Professor Rebecca Bentley has been promoted to Professor, effective 1st January 2020. Rebecca is situated in the Gender and Women’s Health Unit in the Centre for Health Equity. She commenced employment at the University of Melbourne in 2005 in a research position, completed her PhD in 2007 and moved to a teaching and research position in 2012. In 2016, Rebecca was awarded an ARC Future Fellowship to examine the lifetime socio-economic and wellbeing impacts of unaffordable housing.
Rebecca is social epidemiologist and works collaboratively with economists, geographers, sociologists, architectural scientists, and computer scientists. She leads an internationally outstanding program of research on housing, the built environment and health. With colleagues from the UK, Canada and Australia she established and leads the international research network (The Housing Inequalities NetworK, or THINK). She is also the leader of the Health Lens, and faculty lead, on a recently awarded and launched Hallmark initiative on Housing Affordability Innovation which aims to support interdisciplinary academic scholarship on housing affordability across the University of Melbourne.
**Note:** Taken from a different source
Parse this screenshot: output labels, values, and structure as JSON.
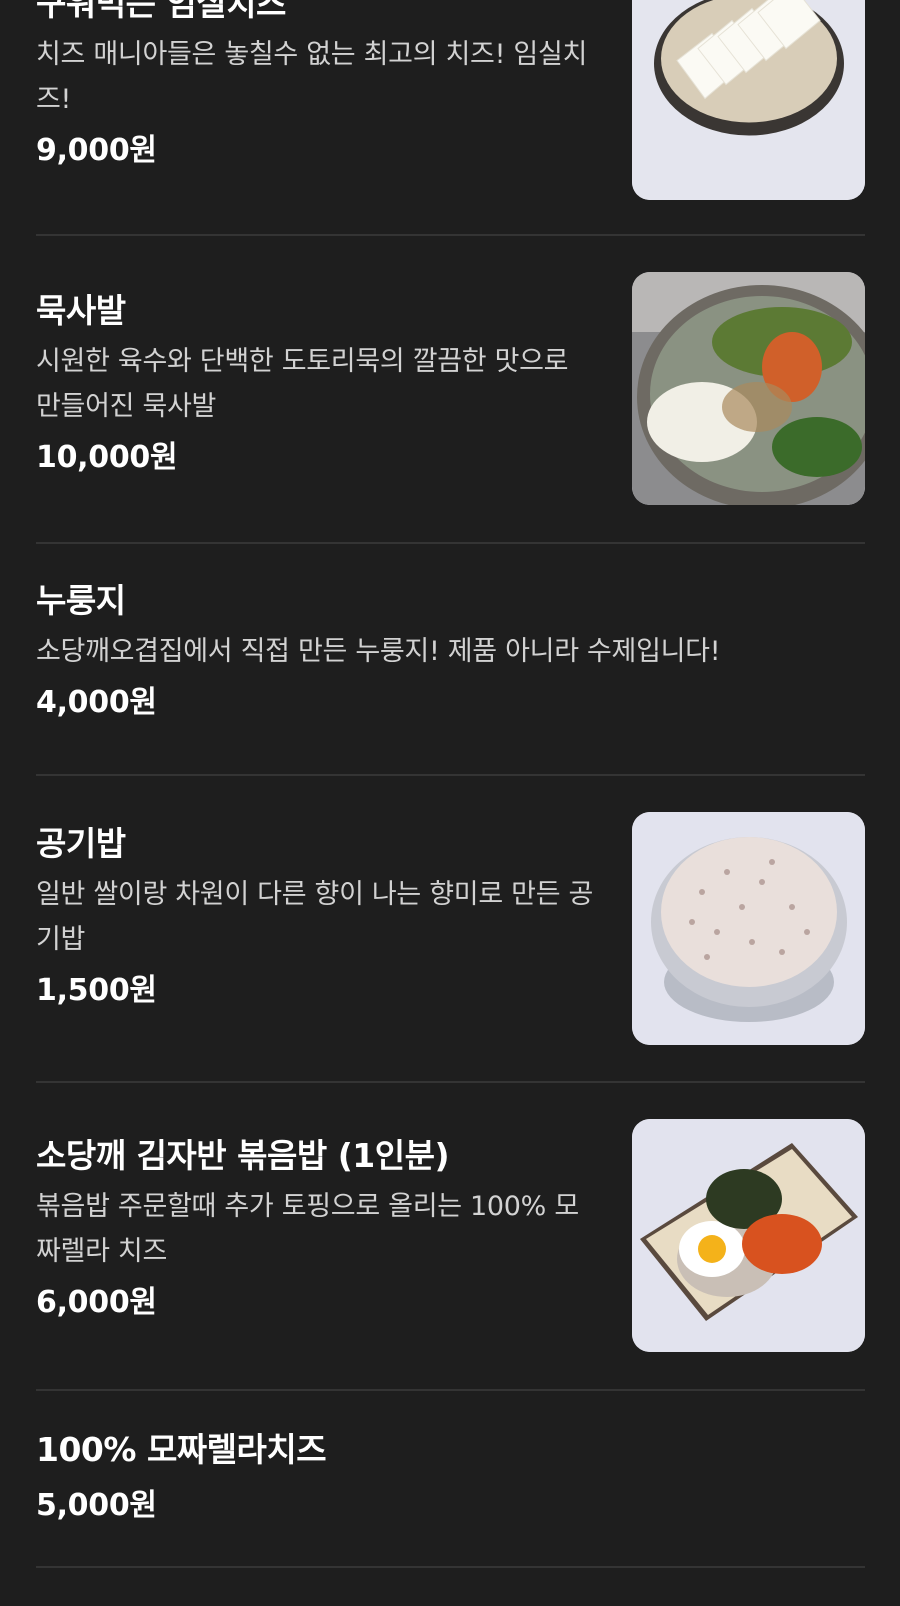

Rebecca has also had great success in coordinating master classes focusing on innovation and methods in the field of housing and health.
Since 2017, Rebecca has been chair of the MPSGH Graduate Researcher Training Committee. This has been an important role in supporting and improving the cohort experience for higher degree research students and in setting the strategic director for our graduate researcher training programs.
Congratulations to Rebecca for this important and well deserved recognition.
Professor Richard Chenhall has been promoted to Professor, effective 1st January 2020. Richard is Head of the Health Humanities and Social Science Unit (HHaSS) within the Centre for Health Equity (CHE), and Deputy Director of CHE. Until recently, he served as interim Director of CHE. He was awarded a Bachelor of Arts with First Class Honours in 1994 at the University of Melbourne, and a Doctor of Philosophy from the London School of Economics and Political Science in 2002.
Richard utilises the methods of medical anthropology in both an applied and interdisciplinary fashion. He has brought new ideas and analyses at the intersection of social research and public health to new audiences, and in studies that provide fine detailed ethnographic interpretation of the factors that influence health and wellbeing in various communities.
Richard has been a long-term contributor as coordinator and teacher of qualitative research methods and health social science subjects in the MPH. A conspicuous feature has been his focus on Indigenous health, and on teaching and mentoring Indigenous students and staff. Collaborating with Professor Marcia Langton AM (CHE), he has investigated the impacts of alcohol management plans in Northern Australia. This work crucially informs current government-focused strategy to control the harms associated with alcohol misuse through supply, demand and harm-minimisation interventions.
Richard has chaired the School’s Human Ethics Advisory Group since 2013. This has been a monumental effort given the large throughput that MSPGH generates as one of the most research-intensive Schools at the University of Melbourne. His handling of sensitive issues of complexity and multidisciplinary detail (across the range of quantitative and qualitative methods) is outstanding.
Please join us in sending congratulations to Richard on this well-deserved recognition.